On 1/28/21 5:30 AM, Ard Biesheuvel wrote:
On Thu, 28 Jan 2021 at 06:04, Herbert Xu <herb...@gondor.apana.org.au> wrote:
On Fri, Jan 22, 2021 at 03:09:52PM +0800, Meng Yu wrote:
1. Add ecc curves(P224, P384, P521) for ECDH;
OK I think this is getting unwieldy.

In light of the fact that we already have hardware that supports
a specific subset of curves, I think perhaps it would be better
to move the curve ID from the key into the algorithm name instead.

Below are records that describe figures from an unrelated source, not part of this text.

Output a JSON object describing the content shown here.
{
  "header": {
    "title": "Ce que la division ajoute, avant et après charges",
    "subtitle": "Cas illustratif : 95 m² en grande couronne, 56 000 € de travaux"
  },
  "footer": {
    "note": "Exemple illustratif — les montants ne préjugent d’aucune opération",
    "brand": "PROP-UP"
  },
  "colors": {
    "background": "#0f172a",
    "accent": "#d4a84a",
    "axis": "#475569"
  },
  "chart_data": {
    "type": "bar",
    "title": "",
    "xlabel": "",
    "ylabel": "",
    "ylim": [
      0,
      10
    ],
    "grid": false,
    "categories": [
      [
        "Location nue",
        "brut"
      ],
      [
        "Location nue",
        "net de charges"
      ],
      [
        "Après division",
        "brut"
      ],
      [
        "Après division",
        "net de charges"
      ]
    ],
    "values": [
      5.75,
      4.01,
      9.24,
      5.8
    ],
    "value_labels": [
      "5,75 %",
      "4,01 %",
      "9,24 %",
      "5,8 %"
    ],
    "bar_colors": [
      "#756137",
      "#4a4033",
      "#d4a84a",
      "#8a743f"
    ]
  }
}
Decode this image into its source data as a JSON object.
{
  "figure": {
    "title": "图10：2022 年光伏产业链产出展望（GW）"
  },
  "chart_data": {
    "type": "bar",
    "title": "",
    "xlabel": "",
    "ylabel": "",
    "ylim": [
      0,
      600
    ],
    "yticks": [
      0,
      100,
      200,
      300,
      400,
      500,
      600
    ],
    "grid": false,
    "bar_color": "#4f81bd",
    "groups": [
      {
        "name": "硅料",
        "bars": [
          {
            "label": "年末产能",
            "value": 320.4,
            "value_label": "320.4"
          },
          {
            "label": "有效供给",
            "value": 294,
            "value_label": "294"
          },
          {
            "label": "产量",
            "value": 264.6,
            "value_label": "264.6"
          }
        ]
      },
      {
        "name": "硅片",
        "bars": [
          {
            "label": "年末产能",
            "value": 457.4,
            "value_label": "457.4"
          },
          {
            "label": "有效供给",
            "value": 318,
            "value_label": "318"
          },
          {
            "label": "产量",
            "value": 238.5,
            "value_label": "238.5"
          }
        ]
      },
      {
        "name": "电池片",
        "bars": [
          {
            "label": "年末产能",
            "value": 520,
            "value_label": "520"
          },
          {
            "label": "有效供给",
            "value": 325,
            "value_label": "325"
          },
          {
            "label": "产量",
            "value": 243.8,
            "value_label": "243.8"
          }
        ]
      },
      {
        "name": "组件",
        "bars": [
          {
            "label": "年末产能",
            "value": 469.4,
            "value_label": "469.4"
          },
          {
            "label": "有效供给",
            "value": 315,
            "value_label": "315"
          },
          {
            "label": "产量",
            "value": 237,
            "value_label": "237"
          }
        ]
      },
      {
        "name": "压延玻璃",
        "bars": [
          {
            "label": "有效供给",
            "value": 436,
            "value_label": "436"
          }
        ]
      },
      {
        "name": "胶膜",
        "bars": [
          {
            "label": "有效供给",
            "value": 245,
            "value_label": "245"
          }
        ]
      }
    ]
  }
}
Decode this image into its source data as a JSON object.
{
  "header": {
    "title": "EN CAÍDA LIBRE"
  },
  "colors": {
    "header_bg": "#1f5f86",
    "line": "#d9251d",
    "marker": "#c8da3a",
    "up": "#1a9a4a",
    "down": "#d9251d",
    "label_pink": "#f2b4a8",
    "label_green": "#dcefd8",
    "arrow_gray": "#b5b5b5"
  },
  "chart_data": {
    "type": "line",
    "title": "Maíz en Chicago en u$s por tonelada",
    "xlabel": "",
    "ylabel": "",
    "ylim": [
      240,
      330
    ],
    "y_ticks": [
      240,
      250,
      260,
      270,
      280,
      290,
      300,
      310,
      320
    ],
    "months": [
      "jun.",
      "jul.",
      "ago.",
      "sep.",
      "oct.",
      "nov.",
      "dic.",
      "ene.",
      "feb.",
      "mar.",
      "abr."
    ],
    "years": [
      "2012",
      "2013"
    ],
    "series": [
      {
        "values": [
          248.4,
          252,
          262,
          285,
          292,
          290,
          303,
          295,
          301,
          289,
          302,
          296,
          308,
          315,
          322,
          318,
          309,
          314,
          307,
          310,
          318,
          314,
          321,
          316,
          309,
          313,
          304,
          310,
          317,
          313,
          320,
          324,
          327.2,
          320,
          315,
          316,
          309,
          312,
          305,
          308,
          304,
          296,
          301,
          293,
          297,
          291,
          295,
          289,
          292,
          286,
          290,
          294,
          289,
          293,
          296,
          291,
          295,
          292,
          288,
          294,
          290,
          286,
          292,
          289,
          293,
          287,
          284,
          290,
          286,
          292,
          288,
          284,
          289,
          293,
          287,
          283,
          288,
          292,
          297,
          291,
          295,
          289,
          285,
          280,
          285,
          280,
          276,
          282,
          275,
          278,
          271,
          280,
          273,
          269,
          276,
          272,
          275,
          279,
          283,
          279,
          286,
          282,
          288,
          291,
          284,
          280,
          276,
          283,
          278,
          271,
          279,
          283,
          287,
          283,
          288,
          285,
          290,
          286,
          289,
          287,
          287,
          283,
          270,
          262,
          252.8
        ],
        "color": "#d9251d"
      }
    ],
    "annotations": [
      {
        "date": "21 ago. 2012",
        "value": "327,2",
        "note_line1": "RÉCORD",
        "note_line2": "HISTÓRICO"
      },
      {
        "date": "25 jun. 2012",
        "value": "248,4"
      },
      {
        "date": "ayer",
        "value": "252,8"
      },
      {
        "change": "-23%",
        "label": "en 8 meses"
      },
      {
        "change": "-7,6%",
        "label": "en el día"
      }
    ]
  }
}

IOW, instead of allocating ecdh, you would allocate ecdh-nist-pXXX.

Any comments?

Agreed. Bluetooth appears to be the only in-kernel user at the moment,
and it is hard coded to use p256, so it can be easily updated.

But this also begs the question which ecdh-nist-pXXX implementations
we actually need? Why are we exposing these curves in the first place?

In the patch series that I just submitted I would like to expose at least NIST p256 to users. Fedora 34 is working to add signatures for files to rpms for the Integrity Measurment Architecture (IMA) to be able to enforce signatures on executables, libraries etc. The signatures are written out into security.ima extended attribute upon rpm installation. IMA accesses keys on a keyring to verify these file signatures. RSA signatures are much larger, so elliptic curve signatures are much better in terms of storage size needed for storing them in rpms. They add like 1% of size. Fedora is using a NIST P256 key.

Besides that Fedora and RHEL support only these curves here in openssl (Ubuntu supports a lot more):

$ openssl ecparam -list_curves
  secp224r1 : NIST/SECG curve over a 224 bit prime field
  secp256k1 : SECG curve over a 256 bit prime field
  secp384r1 : NIST/SECG curve over a 384 bit prime field
  secp521r1 : NIST/SECG curve over a 521 bit prime field
  prime256v1: X9.62/SECG curve over a 256 bit prime field

So from that perspective it makes a lot of sense to support some of these and allow users to load them into the kernel.


In my patch series I initially had registered the akciphers under the names ecc-nist-p192 and ecc-nist-p256 but now, in V4, joined them together as 'ecdsa'. This may be too generic for a name. Maybe it should be called ecsda-nist for the NIST family.